Our estimates indicate that stablecoin payments account for 47% of the total transaction volume (35% if internal B-type transactions are excluded). Given our relatively few restrictions on payment classification (mainly based on EOA-EOA transfers), this estimate can be viewed as an upper limit. However, researchers can further apply filtering methods based on their research objectives, such as upper and lower limits on transaction amounts. For instance, adding a minimum amount limit of $0.1 can exclude low-value transaction manipulations mentioned in Section 3.1.
In Section 3.2, by using Artemis label data, we further classified payment transactions into P2P, B2B, P2B, B2P, and internal B-type transactions. We found that P2P payments accounted for only 23.7% of the total payment transaction volume (all raw data) or 11.3% (excluding internal B-type transactions). Previous research indicated that P2P payments accounted for about 25% of stablecoin payments, and our results are comparable.
Finally, in Section 3.3, we observed that, in terms of transaction volume, most stablecoin transactions are concentrated in the top 1,000 wallets. This raises an interesting question: Is the use of stablecoins developing as a payment tool driven by intermediaries and large companies, or is it evolving as a settlement tool for P2P transactions? Time will reveal the answer.
References
<1> Yaish, A., Chemaya, N., Cong, L. W., & Malkhi, D. (2025). Inequality in the Age of Pseudonymity. arXiv preprint arXiv:2508.04668.

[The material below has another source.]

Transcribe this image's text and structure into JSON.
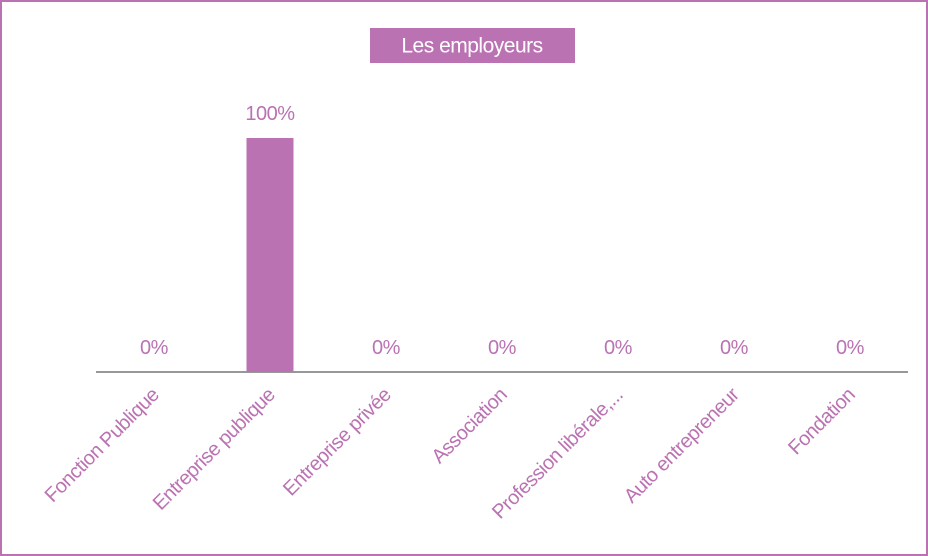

<2> Awrey, D., Jackson, H. E., & Massad, T. G. (2025). Stable Foundations: Towards a Robust and Bipartisan Approach to Stablecoin Legislation. Available at SSRN 5197044.
<3> Halaburda, H., Livshits, B., & Yaish, A. (2025). Platform building with fake consumers: On double dippers and airdrop farmers. NYU Stern School of Business Research Paper Forthcoming.
<4> Cong, L. W., Li, X., Tang, K., & Yang, Y. (2023). Crypto wash trading. Management Science, 69(11), 6427-6454.